A modern Belarusian name of a person consists of three parts: given name, patronymic, and family name (surname), according to the Eastern Slavic naming customs, similar to Russian names and Ukrainian names.

==Belarusian given names==

As with most cultures, a person has a given name chosen by the parents. First names in East-Slavic languages mostly originate from three sources: Orthodox church tradition (which is itself of Greek origin), Catholic church tradition (which is itself of Latin origin) and native pre-Christian Slavic origin lexicons. Most names have several diminutive forms.
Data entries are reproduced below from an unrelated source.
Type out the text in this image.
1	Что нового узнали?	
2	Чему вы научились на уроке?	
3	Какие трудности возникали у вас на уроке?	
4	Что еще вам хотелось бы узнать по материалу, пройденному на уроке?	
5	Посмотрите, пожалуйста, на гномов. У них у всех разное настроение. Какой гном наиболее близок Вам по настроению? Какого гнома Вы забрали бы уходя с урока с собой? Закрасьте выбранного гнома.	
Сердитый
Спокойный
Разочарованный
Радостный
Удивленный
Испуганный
- List of Belarusian names

- Арцём (Arciom)
- Аксана (Aksana; most common Ukrainian female name as Oksana; of Greek origin from Xenia)
- Алена (Alena, equivalent to Helen, of Greek origin)
- Аляксей (Alaksiej, of Greek origin)
- Аляксандр (Alaxandr, equivalent to Alexander, of Greek origin)
- Аляксандра (Alaxandra, equivalent to Alexandra, of Greek origin)
- Анатоль (Anatol, equivalent to Greek Anatolios, of Greek origin)
- Андрэй (Andrej, equivalent to Andrew, of Greek origin)
- Вадзім (Vadzim, equivalent to Persian Bademus)
- Васіль, Базыль (Vasil (orthodox) or Bazyl (catholic) of Greek origin)
- Віктар (Viktar, equivalent to Victor, of Latin origin)
- Вольга (Volha, a pre-Christian name derived from Varangian Helga)
- Ганна (Hanna, equivalent to Ann, of Hebrew origin)
- Дар'я (Darja)
- Дзмітры, Зміцер (Dzmitry or Zmicier of Greek origin)
- Ігар (Ihar, a pre-Christian name derived from Varangian Ingvarr or Inglar)
- Сяргей (Siarhiej, of Latin origin)
- Станіслаў (Stanisłaŭ, of Slavic origin)
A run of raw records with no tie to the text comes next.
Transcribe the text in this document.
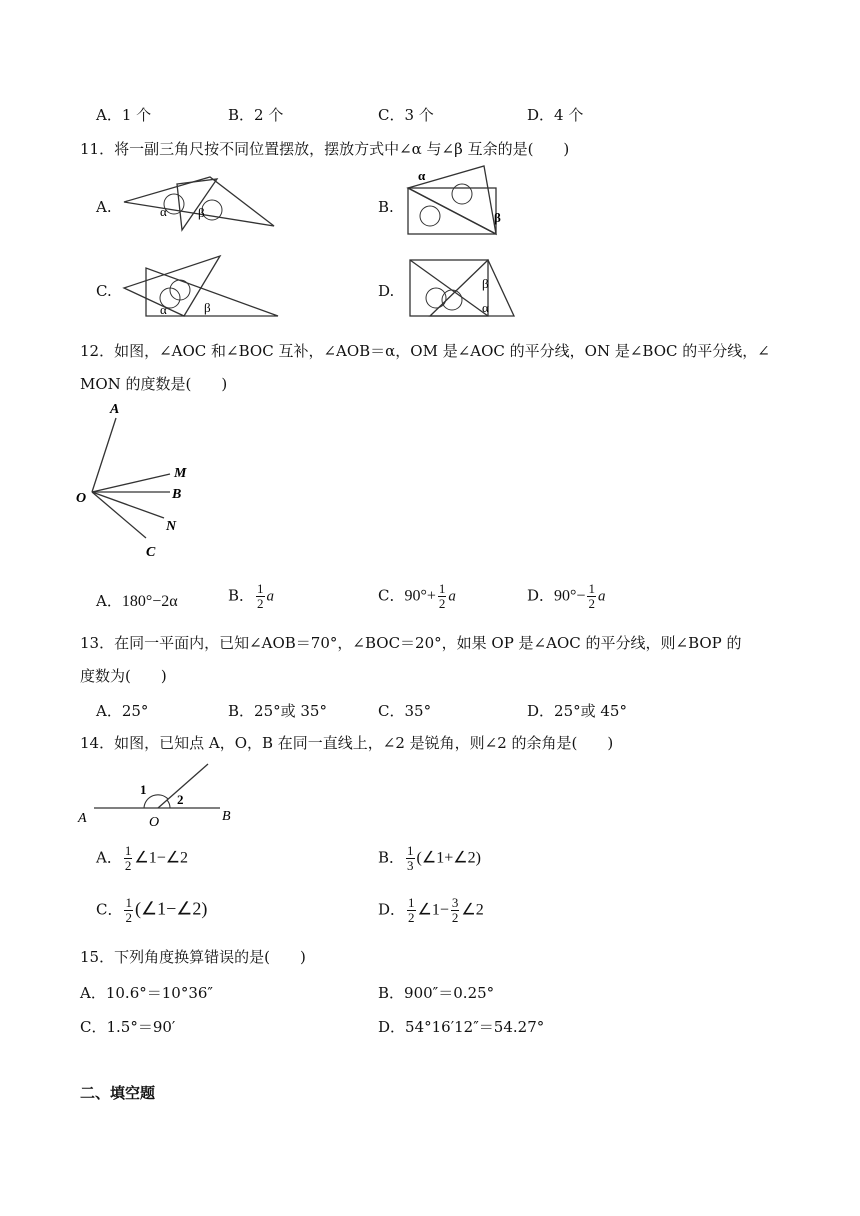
A．1 个	B．2 个	C．3 个	D．4 个
11．将一副三角尺按不同位置摆放，摆放方式中∠α 与∠β 互余的是(　　)
A.	B.
C.	D.
α β
α
β
α	β
β
α
12．如图，∠AOC 和∠BOC 互补，∠AOB＝α，OM 是∠AOC 的平分线，ON 是∠BOC 的平分线，∠
MON 的度数是(　　)
A
M
O	B
N
C
A．180°−2α	B． $\frac{1}{2}$ a	C．$90^\circ+ \frac{1}{2}$ a	D．$90^\circ- \frac{1}{2}$ a
13．在同一平面内，已知∠AOB＝70°，∠BOC＝20°，如果 OP 是∠AOC 的平分线，则∠BOP 的
度数为(　　)
A．25°	B．25°或 35°	C．35°	D．25°或 45°
14．如图，已知点 A，O，B 在同一直线上，∠2 是锐角，则∠2 的余角是(　　)
1
2
A	O	B
A． $\frac{1}{2}$ ∠1−∠2	B． $\frac{1}{3}$ (∠1+∠2)
C． $\frac{1}{2}$ (∠1−∠2)	D． $\frac{1}{2}$ ∠1− $\frac{3}{2}$ ∠2
15．下列角度换算错误的是(　　)
A．10.6°＝10°36″	B．900″＝0.25°
C．1.5°＝90′	D．54°16′12″＝54.27°
二、填空题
- Тацяна (Taciana, equivalent to Latin Tatius, of Latin origin)
- Кацярына (Kaciaryna, equivalent to Catherine, of Greek origin)
- Кірыла (Kiryła, of Greek origin)
- Леанід, Лявон (Leanid or Lavon from Leonidas, of Greek origin)
- Марыя (Maryja, equivalent to Mary, of Hebrew origin)
- Міхал, Міхась (Michał or Michaś, equivalent to Michael, of Hebrew origin)
- Мікалай (Mikałaj, equivalent to Nicholas, of Greek origin)
- Наталля (Natallja, equivalent to Natalie, of Latin origin)
- Настасся (Nastassia, equivalent to Anastasia, of Greek origin)
- Паўло, Павел (Paŭło or Pavieł, equivalent to Paul, of Latin origin)
- Пятро, Пятрусь (Piatro or Piatruś, equivalent to Peter, of Greek origin)
- Раман (Raman, of Latin origin)
- Уладзіслаў (Uładzisłaŭ, equivalent to Vladislav)
- Уладзімір (Uładzimir, a pre-Christian name of Slavic origin)
- Францішак (Francišak, of Latin origin)
- Юры (Jury, equivalent to George, of Greek origin)
- Юлія (Julija, equivalent to Julia or Julie, of Latin origin)
- Яраслаў (Jarasłaŭ, a pre-Christian name of Slavic origin)
- Ян, Іван (Jan or Ivan, equivalent to John, of Hebrew origin)

==Belarusian family names (surnames)==

In Belarus and most of the former Polish–Lithuanian Commonwealth, surnames first appeared during the late Middle Ages. They initially denoted the differences between various people living in the same town or village and bearing the same name. The conventions were similar to those of English surnames, using occupations, patronymic descent, geographic origins, or personal characteristics.

Belarusian surnames, like those in most of Europe, are hereditary and generally patrilineal, i.e., passed from the father on to his children.

Depending on the region, Belarusian surnames could have a different form and different ending.

One very large group of surnames end with the common Slavonic suffixes -vič (wicz) and -ič (icz) (Daškievič, Šuškievič, Vajciuškievič, Mackievič, Mickievič, Misilevič) or -cki and -ski (feminine form -ckaja and -skaja: Navicki, Kalinoŭski, Pilecki, Rusiecki, Sadoŭski, Caŭłoŭski, Bialaŭski).

One common suffix in surnames is -čuk (Ramančuk, Kačuk, Kavalčuk) or its simplified versions -iuk and -juk (Maliuk, Masiuk).

Another group includes surnames with the suffix -ka, corresponding to the suffix -ko found in Ukrainian name (Łukašenka, Jakavienka, Haponienka), -onak, -jonak (-ionak), -enak (Malašonak, Manionak).

Another suffix is -jenia (-ienia) (Majsienia, Astapienia, Jurčenia, Hierasimienia).